Cyrilla nodded. Mildred relit her cigarette, which she had let go out. "I had thought of that," said she. "But—I doubt if he'd tolerate it. Also"—she laughed with the peculiar intonation that accompanies the lifting of the veil over a deeply and carefully hidden corner of one's secret self—"I am afraid. If I don't marry him, in a few weeks, or months at most, he'll probably find out that I shall never be a great singer, and then I'd not be able to marry him if I wished to."
"He IS a temptation," said Cyrilla. "That is, his money is—and he personally is very nice."
"I married a man I didn't care for," pursued Mildred. "I don't want ever to do that again. It is—even in the best circumstances—not agreeable, not as simple as it looks to the inexperienced girls who are always doing it."
"Still, a woman can endure that sort of thing," said Mrs. Brindley, "unless she happens to be in love with another man." She was observing the unconscious Mildred narrowly, a state of inward tension and excitement hinted in her face, but not in her voice.

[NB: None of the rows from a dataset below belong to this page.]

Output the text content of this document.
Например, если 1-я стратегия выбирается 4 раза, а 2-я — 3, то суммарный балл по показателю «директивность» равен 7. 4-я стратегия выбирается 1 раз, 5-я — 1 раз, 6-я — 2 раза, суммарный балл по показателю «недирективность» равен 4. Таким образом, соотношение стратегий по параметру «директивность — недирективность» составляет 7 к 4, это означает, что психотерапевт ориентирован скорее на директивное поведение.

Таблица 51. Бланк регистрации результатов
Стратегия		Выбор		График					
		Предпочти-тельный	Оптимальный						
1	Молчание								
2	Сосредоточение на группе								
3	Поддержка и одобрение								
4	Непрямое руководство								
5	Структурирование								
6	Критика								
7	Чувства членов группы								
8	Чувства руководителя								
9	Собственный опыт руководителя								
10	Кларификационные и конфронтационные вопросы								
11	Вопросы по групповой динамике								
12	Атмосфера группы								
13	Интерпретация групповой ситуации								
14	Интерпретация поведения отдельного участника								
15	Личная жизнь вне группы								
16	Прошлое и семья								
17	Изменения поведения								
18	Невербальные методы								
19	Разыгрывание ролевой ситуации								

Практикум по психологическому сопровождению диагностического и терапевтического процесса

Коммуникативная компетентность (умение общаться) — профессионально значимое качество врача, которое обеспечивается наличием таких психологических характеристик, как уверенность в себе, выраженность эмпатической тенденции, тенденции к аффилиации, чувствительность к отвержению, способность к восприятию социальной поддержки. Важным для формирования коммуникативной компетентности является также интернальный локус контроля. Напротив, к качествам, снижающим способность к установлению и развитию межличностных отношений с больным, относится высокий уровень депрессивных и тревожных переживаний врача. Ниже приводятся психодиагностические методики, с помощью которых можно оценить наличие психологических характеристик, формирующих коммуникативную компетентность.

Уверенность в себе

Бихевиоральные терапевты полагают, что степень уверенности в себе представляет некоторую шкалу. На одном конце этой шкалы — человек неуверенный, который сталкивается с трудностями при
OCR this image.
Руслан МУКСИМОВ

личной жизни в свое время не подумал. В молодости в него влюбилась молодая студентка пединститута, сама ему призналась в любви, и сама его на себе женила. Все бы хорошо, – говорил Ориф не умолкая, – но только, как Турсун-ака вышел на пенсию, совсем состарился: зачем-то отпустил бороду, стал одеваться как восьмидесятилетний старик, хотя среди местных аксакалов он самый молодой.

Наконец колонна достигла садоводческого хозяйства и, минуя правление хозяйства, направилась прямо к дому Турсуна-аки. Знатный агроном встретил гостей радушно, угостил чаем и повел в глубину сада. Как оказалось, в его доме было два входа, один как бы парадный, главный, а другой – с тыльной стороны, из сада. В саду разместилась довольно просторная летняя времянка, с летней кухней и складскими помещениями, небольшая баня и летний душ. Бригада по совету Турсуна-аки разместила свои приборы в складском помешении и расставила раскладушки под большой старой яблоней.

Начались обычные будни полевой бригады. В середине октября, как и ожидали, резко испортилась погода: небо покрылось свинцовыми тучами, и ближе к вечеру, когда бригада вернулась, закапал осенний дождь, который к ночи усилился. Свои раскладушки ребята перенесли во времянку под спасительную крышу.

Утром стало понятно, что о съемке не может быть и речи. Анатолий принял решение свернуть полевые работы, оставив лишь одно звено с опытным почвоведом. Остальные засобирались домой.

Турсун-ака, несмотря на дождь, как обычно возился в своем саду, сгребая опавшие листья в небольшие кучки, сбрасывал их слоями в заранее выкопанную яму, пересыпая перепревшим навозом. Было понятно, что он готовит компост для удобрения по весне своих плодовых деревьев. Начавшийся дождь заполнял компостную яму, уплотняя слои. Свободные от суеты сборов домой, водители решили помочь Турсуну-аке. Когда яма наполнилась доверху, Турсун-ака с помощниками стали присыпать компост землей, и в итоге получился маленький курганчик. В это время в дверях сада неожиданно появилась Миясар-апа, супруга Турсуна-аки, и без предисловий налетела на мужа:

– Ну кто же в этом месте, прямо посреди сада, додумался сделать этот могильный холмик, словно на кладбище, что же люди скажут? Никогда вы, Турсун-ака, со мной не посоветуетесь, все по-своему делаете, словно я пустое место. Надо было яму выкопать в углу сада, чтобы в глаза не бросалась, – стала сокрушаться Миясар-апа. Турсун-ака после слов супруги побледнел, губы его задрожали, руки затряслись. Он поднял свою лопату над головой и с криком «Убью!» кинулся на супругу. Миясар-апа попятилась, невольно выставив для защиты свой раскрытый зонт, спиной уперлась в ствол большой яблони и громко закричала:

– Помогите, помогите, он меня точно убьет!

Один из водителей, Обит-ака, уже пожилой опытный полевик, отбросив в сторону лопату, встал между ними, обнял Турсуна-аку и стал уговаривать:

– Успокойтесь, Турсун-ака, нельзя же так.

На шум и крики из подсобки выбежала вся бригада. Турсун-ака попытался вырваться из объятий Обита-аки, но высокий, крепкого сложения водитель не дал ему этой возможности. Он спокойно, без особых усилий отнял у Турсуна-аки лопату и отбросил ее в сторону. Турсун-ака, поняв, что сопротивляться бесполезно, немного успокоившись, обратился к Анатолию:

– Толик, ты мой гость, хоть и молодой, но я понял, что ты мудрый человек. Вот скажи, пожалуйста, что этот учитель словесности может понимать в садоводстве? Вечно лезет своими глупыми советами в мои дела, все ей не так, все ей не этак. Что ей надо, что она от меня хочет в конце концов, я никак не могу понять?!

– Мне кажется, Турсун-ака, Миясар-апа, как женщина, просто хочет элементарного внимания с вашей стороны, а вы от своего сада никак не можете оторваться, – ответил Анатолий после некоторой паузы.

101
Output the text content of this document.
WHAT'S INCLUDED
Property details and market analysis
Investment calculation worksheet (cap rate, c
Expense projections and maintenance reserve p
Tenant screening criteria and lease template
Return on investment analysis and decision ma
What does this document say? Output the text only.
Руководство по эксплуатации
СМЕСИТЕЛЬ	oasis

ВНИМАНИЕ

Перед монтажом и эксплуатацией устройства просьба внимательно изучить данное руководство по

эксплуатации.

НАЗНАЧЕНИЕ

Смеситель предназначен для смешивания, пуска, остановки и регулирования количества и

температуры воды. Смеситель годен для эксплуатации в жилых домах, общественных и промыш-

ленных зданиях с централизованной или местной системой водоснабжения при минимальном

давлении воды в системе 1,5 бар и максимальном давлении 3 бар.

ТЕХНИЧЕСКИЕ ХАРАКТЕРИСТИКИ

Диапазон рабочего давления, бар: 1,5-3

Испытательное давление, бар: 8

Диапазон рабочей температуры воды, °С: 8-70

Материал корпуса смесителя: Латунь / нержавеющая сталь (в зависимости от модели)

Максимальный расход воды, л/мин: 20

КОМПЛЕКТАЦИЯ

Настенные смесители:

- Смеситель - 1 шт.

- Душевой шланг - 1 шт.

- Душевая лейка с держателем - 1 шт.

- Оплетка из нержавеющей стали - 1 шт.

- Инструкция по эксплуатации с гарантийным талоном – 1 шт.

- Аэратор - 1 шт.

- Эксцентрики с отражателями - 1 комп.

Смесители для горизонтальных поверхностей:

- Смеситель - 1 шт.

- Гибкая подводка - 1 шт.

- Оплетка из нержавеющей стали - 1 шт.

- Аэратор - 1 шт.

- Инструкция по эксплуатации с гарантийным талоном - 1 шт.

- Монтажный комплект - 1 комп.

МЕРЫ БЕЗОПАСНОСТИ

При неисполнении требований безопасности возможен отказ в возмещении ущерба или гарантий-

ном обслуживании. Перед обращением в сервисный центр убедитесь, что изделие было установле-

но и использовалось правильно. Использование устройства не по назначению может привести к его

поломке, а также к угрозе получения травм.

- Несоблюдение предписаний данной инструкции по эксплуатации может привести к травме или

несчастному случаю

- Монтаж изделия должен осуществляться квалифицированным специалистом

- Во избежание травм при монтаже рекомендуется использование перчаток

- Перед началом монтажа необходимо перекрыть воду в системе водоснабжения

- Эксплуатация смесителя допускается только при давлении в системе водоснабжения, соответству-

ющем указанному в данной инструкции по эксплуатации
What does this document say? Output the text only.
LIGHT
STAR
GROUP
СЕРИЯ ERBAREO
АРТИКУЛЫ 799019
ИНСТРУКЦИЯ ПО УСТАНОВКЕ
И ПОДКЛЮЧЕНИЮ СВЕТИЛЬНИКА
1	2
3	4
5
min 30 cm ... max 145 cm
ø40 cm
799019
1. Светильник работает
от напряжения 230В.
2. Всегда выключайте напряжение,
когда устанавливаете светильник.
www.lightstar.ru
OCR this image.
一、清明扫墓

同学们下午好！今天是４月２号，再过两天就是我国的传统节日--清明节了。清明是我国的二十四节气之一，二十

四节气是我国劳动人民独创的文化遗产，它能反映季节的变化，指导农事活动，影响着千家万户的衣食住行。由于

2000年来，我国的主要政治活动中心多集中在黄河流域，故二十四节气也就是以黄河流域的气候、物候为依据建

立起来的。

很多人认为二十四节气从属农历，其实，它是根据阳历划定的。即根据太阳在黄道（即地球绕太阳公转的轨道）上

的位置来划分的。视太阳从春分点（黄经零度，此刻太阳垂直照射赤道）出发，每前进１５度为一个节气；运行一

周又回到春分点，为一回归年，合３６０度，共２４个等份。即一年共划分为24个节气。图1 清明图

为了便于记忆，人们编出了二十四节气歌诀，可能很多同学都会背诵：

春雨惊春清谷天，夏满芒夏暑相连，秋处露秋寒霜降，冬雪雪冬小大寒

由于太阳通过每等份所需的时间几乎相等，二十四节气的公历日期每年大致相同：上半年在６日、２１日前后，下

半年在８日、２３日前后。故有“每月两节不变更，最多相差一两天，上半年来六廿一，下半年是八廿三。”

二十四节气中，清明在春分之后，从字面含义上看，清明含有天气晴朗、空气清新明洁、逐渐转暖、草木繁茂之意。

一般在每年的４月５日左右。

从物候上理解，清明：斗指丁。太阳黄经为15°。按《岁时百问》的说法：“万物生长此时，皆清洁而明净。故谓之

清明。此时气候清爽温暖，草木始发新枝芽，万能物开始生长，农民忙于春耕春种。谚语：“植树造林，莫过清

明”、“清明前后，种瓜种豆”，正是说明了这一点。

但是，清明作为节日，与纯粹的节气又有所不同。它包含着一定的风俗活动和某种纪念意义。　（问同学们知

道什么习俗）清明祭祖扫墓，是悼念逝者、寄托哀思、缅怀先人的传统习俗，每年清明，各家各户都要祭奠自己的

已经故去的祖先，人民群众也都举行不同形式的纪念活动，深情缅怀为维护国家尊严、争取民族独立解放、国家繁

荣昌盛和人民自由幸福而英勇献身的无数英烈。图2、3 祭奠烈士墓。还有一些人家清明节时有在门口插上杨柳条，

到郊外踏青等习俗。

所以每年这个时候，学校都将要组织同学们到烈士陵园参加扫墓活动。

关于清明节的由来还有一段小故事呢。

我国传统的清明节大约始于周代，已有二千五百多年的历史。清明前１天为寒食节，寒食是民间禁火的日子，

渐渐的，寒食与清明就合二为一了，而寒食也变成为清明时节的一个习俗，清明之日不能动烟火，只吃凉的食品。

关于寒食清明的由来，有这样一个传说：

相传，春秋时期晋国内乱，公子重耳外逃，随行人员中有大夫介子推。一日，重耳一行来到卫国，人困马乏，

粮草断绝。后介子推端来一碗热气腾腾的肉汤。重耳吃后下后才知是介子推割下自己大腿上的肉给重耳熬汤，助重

"That's just it?" said Mildred, her face carefully averted. "I—I happen to be in love with another man."
A spasm of pain crossed Cyrilla's face.
"A man who cares nothing about me—and never will. He's just a friend—so much the friend that he couldn't possibly think of me as—as a woman, needing him and wanting him"—her eyes were on fire now, and a soft glow had come into her cheeks—"and never daring to show it because if I did he would fly and never let me see him again."
Cyrilla Brindley's face was tragic as she looked at the beautiful girl, so gracefully adjusted to the big chair. She sighed covertly. "You are lovely," she said, "and young—above all, young."
"This man is peculiar," replied Mildred forlornly. "Anyhow, he doesn't want ME. He knows me for the futile, weak, worthless creature I am. He saw through my bluff, even before I saw through it myself. If it weren't for him, I could go ahead—do the sensible thing—do as women usually do. But—" She came to a full stop.